I run the code on 4 RTX 3090 with the default config in this repo.
@yuxumin Awesome ! The log are very detailed, thank you for providing them. I was trying to implement it in Pytorch geometric so I will have a look at the architectures and dimension, but I believe people would be interested in the pretrained weights too
@QuanticDisaster Yeah, i think so. I will provide pretrained weight here.
Hi, thanks for providing this nice code. I go though the code and find that the testing result of S3DIS has been done on the downsampled points with voxel_size == 0.04. Can you provide the results on the original point cloud? It is not fair to report this result on the downsampled dataset. And in my experiments, I found that almost all algorithms will achieve a higher mIoU on the downsampled dataset(perhaps several percents or even more).
Hi @densechen,
Sorry for the late reply.
I think that you misunderstood the test code in this repository.
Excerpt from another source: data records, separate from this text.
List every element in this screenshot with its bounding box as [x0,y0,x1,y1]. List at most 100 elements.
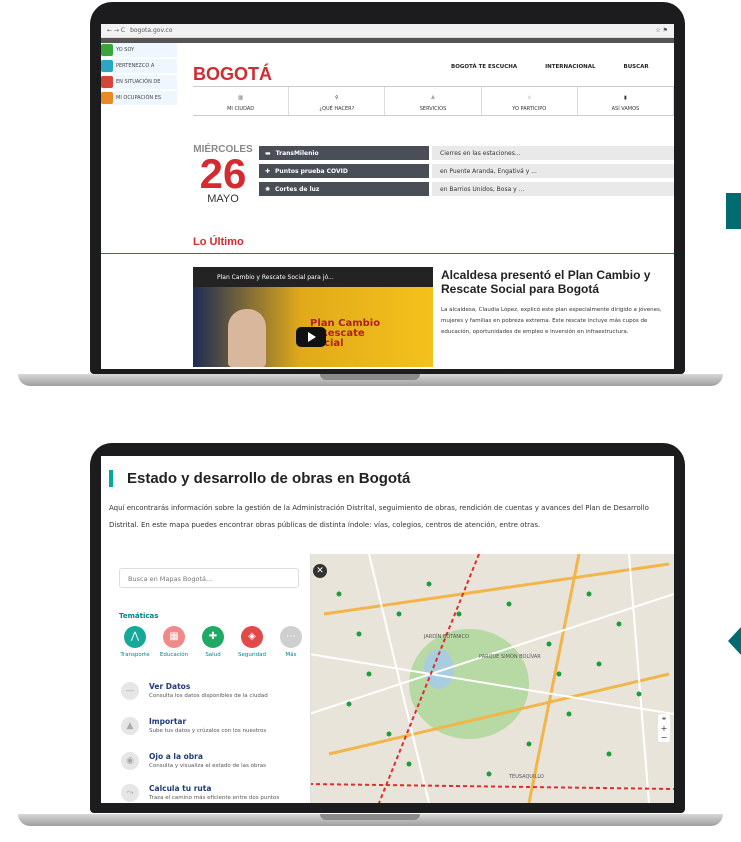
menu-item-que-hacer[interactable]: ⚲ ¿QUÉ HACER? [289,87,386,115]
option-title: Ojo a la obra [149,752,203,761]
school-icon: ▦ [163,626,185,648]
option-subtitle: Traza el camino más eficiente entre dos … [149,795,280,801]
option-title: Calcula tu ruta [149,784,212,793]
data-icon: — [121,682,139,700]
laptop-notch [320,374,420,380]
alert-text: Cierres en las estaciones... [432,146,674,160]
person-icon: ♙ [430,95,436,101]
browser-actions[interactable]: ☆ ⚑ [655,27,668,34]
category-label: Educación [159,652,189,658]
category-label: Salud [205,652,221,658]
address-bar[interactable]: bogota.gov.co [130,27,650,34]
bulb-icon: ✺ [265,185,271,193]
sidenav-item-ocupacion[interactable]: MI OCUPACIÓN ES [101,91,177,105]
tematicas-heading: Temáticas [119,612,159,620]
shield-icon: ◈ [241,626,263,648]
browser-nav-buttons[interactable]: ← → C [107,27,125,34]
decorative-arrow [728,627,741,655]
speaker-figure [228,309,266,367]
alert-text: en Barrios Unidos, Bosa y ... [432,182,674,196]
map-view[interactable]: JARDÍN BOTÁNICO PARQUE SIMÓN BOLÍVAR TEU… [109,554,674,803]
alert-text: en Puente Aranda, Engativá y ... [432,164,674,178]
laptop-screen: Estado y desarrollo de obras en Bogotá A… [101,456,674,803]
category-list: ⋀ Transporte ▦ Educación ✚ Salud ◈ Seguridad… [117,626,309,658]
bus-icon: ▬ [265,149,271,157]
section-divider [101,253,674,254]
option-title: Importar [149,717,187,726]
option-ver-datos[interactable]: — Ver Datos Consulta los datos disponibles… [121,682,301,700]
menu-item-mi-ciudad[interactable]: ▥ MI CIUDAD [193,87,290,115]
category-mas[interactable]: ⋯ Más [273,626,309,658]
video-title: Plan Cambio y Rescate Social para jó... [193,267,433,287]
category-salud[interactable]: ✚ Salud [195,626,231,658]
map-controls[interactable]: ⌖ + − [658,714,670,742]
menu-label: MI CIUDAD [227,106,255,112]
video-player[interactable]: Plan Cambio y Rescate Social para jó... … [193,267,433,367]
map-label: JARDÍN BOTÁNICO [424,634,469,640]
date-widget: MIÉRCOLES 26 MAYO [193,144,253,205]
option-calcula-ruta[interactable]: ⤳ Calcula tu ruta Traza el camino más efic… [121,784,301,802]
topnav-buscar[interactable]: BUSCAR [624,64,649,70]
decorative-bar [726,193,741,229]
alert-row[interactable]: ✚ Puntos prueba COVID en Puente Aranda, En… [259,164,674,178]
bogota-logo[interactable]: BOGOTÁ [193,64,272,85]
menu-label: SERVICIOS [419,106,447,112]
map-label: PARQUE SIMÓN BOLÍVAR [479,654,541,660]
sidenav-label: MI OCUPACIÓN ES [116,95,162,101]
option-subtitle: Sube tus datos y crúzalos con los nuestr… [149,728,267,734]
menu-item-servicios[interactable]: ♙ SERVICIOS [385,87,482,115]
briefcase-icon [101,92,113,104]
map-search-input[interactable]: Busca en Mapas Bogotá... [119,568,299,588]
category-label: Seguridad [238,652,266,658]
category-label: Transporte [120,652,150,658]
covid-icon: ✚ [265,167,271,175]
map-side-panel: Busca en Mapas Bogotá... Temáticas ⋀ Tran… [109,554,311,803]
top-nav: BOGOTÁ TE ESCUCHA INTERNACIONAL BUSCAR [451,64,649,70]
sidenav-item-yo-soy[interactable]: YO SOY [101,43,177,57]
alert-label: Cortes de luz [275,185,320,193]
laptop-notch [320,814,420,820]
hand-icon: ☝ [527,95,531,101]
news-body: La alcaldesa, Claudia López, explicó est… [441,307,662,335]
topnav-internacional[interactable]: INTERNACIONAL [545,64,595,70]
news-article: Alcaldesa presentó el Plan Cambio y Resc… [441,268,674,338]
group-icon [101,60,113,72]
person-icon [101,44,113,56]
category-label: Más [285,652,297,658]
alert-row[interactable]: ▬ TransMilenio Cierres en las estaciones..… [259,146,674,160]
upload-icon: ▲ [121,717,139,735]
top-strip [101,38,674,43]
category-transporte[interactable]: ⋀ Transporte [117,626,153,658]
news-title[interactable]: Alcaldesa presentó el Plan Cambio y Resc… [441,268,674,296]
option-title: Ver Datos [149,682,191,691]
main-menu: ▥ MI CIUDAD ⚲ ¿QUÉ HACER? ♙ SERVICIOS ☝ YO P… [193,86,674,116]
sidenav-label: EN SITUACIÓN DE [116,79,161,85]
sidenav-item-pertenezco[interactable]: PERTENEZCO A [101,59,177,73]
option-importar[interactable]: ▲ Importar Sube tus datos y crúzalos con l… [121,717,301,735]
option-ojo-obra[interactable]: ◉ Ojo a la obra Consulta y visualiza el es… [121,752,301,770]
alert-row[interactable]: ✺ Cortes de luz en Barrios Unidos, Bosa y … [259,182,674,196]
close-icon[interactable]: ✕ [313,564,327,578]
topnav-escucha[interactable]: BOGOTÁ TE ESCUCHA [451,64,517,70]
menu-label: YO PARTICIPO [512,106,547,112]
option-subtitle: Consulta los datos disponibles de la ciu… [149,693,268,699]
chart-icon: ▮ [624,95,627,101]
option-subtitle: Consulta y visualiza el estado de las ob… [149,763,266,769]
menu-label: ASÍ VAMOS [611,106,640,112]
alert-label: Puntos prueba COVID [275,167,348,175]
category-educacion[interactable]: ▦ Educación [156,626,192,658]
medkit-icon: ✚ [202,626,224,648]
play-icon[interactable] [296,327,326,347]
route-icon: ⤳ [121,784,139,802]
menu-item-asi-vamos[interactable]: ▮ ASÍ VAMOS [578,87,674,115]
laptop-screen: ← → C bogota.gov.co ☆ ⚑ YO SOY PERTENEZC… [101,24,674,369]
date-day: 26 [199,150,247,197]
page-title: Estado y desarrollo de obras en Bogotá [109,470,410,487]
sidenav-item-situacion[interactable]: EN SITUACIÓN DE [101,75,177,89]
sidenav-label: YO SOY [116,47,135,53]
section-heading: Lo Último [193,236,244,248]
road-icon: ⋀ [124,626,146,648]
alerts-list: ▬ TransMilenio Cierres en las estaciones..… [259,146,674,200]
menu-item-yo-participo[interactable]: ☝ YO PARTICIPO [482,87,578,115]
category-seguridad[interactable]: ◈ Seguridad [234,626,270,658]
The test evaluation (mIoU) is calculated on the original input point cloud not the voxel-downsampled one.
You can find that the prediction has the same shape as the ground truth in the code below.
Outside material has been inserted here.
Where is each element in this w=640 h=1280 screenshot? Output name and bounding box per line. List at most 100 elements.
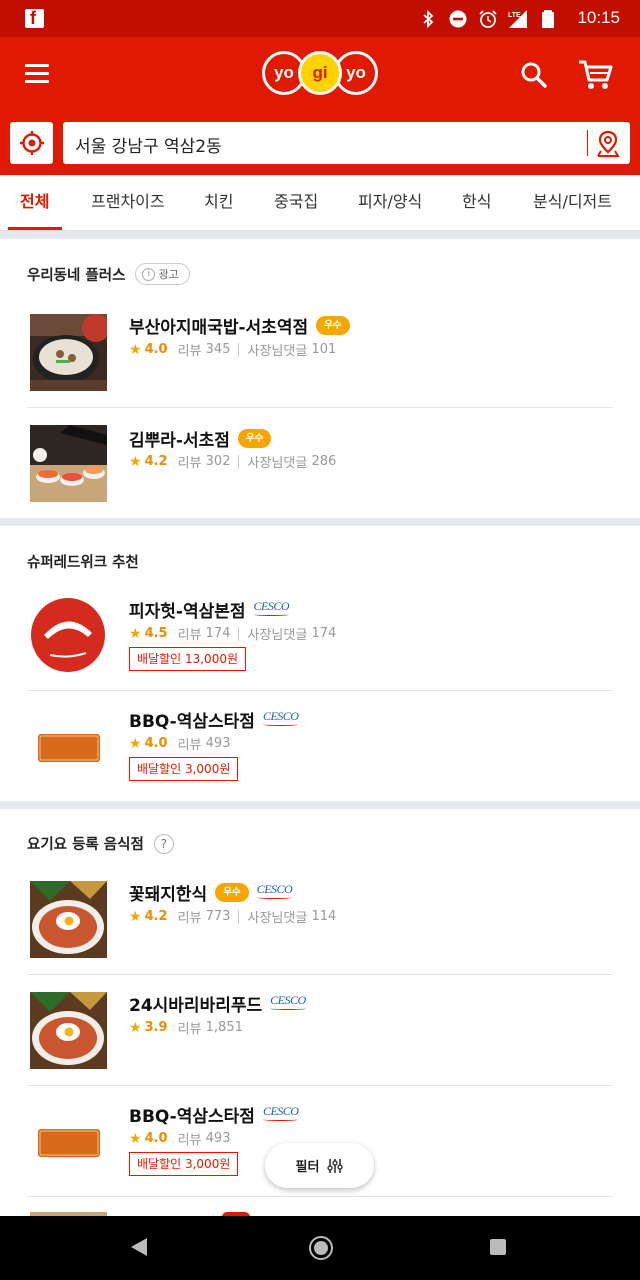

point-transformer/tool/test.py
Line 136 in 283afc4
The voxel downsampling (or grid subsampling) is only used for the forward process.
I don't know the exact reason why the authors grid-subsample an input point cloud.
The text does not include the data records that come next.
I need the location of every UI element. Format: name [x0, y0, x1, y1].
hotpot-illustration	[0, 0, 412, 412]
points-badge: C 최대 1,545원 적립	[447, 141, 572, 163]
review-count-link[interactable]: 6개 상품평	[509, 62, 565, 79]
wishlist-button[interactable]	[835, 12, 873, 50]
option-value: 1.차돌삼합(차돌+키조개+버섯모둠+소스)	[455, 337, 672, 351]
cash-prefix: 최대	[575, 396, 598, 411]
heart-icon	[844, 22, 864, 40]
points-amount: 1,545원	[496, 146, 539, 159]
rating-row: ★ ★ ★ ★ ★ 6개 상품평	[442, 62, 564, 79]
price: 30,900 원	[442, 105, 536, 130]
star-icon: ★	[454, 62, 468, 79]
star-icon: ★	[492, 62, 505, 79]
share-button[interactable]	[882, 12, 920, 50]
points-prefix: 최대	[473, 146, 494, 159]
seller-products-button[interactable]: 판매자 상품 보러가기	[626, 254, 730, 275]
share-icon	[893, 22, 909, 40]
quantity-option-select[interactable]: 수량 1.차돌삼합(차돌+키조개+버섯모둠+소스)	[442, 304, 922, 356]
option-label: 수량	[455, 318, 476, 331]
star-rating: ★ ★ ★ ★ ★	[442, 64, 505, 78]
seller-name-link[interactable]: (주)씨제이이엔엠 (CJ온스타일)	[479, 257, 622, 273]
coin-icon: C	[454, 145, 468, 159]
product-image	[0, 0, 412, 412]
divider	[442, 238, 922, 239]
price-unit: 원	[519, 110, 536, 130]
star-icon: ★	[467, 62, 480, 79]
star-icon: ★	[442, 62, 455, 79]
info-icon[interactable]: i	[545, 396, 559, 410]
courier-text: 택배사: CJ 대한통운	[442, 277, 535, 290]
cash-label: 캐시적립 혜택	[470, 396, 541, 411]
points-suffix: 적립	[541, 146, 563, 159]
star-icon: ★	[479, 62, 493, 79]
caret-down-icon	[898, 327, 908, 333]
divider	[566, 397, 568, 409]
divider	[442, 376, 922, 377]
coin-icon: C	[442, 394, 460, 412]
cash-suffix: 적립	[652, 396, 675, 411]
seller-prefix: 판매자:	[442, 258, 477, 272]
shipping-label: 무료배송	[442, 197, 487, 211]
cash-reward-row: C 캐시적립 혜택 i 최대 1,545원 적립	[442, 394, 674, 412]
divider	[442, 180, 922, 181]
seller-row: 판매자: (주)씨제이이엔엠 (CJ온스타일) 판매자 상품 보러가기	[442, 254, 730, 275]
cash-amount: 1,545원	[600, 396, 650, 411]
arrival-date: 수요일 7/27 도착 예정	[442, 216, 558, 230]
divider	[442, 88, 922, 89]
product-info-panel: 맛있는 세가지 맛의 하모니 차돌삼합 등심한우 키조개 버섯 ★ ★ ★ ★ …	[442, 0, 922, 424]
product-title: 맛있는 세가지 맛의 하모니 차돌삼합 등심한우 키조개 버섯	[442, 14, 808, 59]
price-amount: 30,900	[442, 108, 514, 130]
I think that grid-subsampling is used to make the density of the input point cloud uniform and kNN sampling consistent.
FYI, you can find the point-level predictions in 'exp' directory if you successfully run the test script.
@yuxumin Hi, I wanted to know if you had the weights available ?
@QuanticDisaster Sorry for forgetting to update the link here. I update the pretrained weight to google driver with this link
@yuxumin Thanks a lot !
Hi, thanks for providing this nice code. I go though the code and find that the testing result of S3DIS has been done on the downsampled points with voxel_size == 0.04. Can you provide the results on the original point cloud? It is not fair to report this result on the downsampled dataset. And in my experiments, I found that almost all algorithms will achieve a higher mIoU on the downsampled dataset(perhaps several percents or even more).
Hi @densechen, Sorry for the late reply. I think that you misunderstood the test code in this repository. The test evaluation (mIoU) is calculated on the original input point cloud not the voxel-downsampled one. You can find that the prediction has the same shape as the ground truth in the code below.
point-transformer/tool/test.py
Line 136 in 283afc4
The voxel downsampling (or grid subsampling) is only used for the forward process. I don't know the exact reason why the authors grid-subsample an input point cloud. I think that grid-subsampling is used to make the density of the input point cloud uniform and kNN sampling consistent.
FYI, you can find the point-level predictions in 'exp' directory if you successfully run the test script.
Not to necro an old thread but I'm not following you here. The previous line coord, feat, label, idx_data = data_load(item)
leads to this block of code which definitely does downsample the test pointcloud unless you remember to set voxel_size to None (which the default config doesn't because the same config file is used for both train and test). It's not an issue but people should be aware:
`
...
if args.voxel_size:
coord_min = np.min(coord, 0)
coord -= coord_min
idx_sort, count = voxelize(coord, args.voxel_size, mode=1)
for i in range(count.max()):
idx_select = np.cumsum(np.insert(count, 0, 0)[0:-1]) + i % count
idx_part = idx_sort[idx_select]
idx_data.append(idx_part)
else:
idx_data.append(np.arange(label.shape[0]))
...
`
Not only that but we can easily show that when there IS voxelisation then it always produces duplicates which will skew your test results?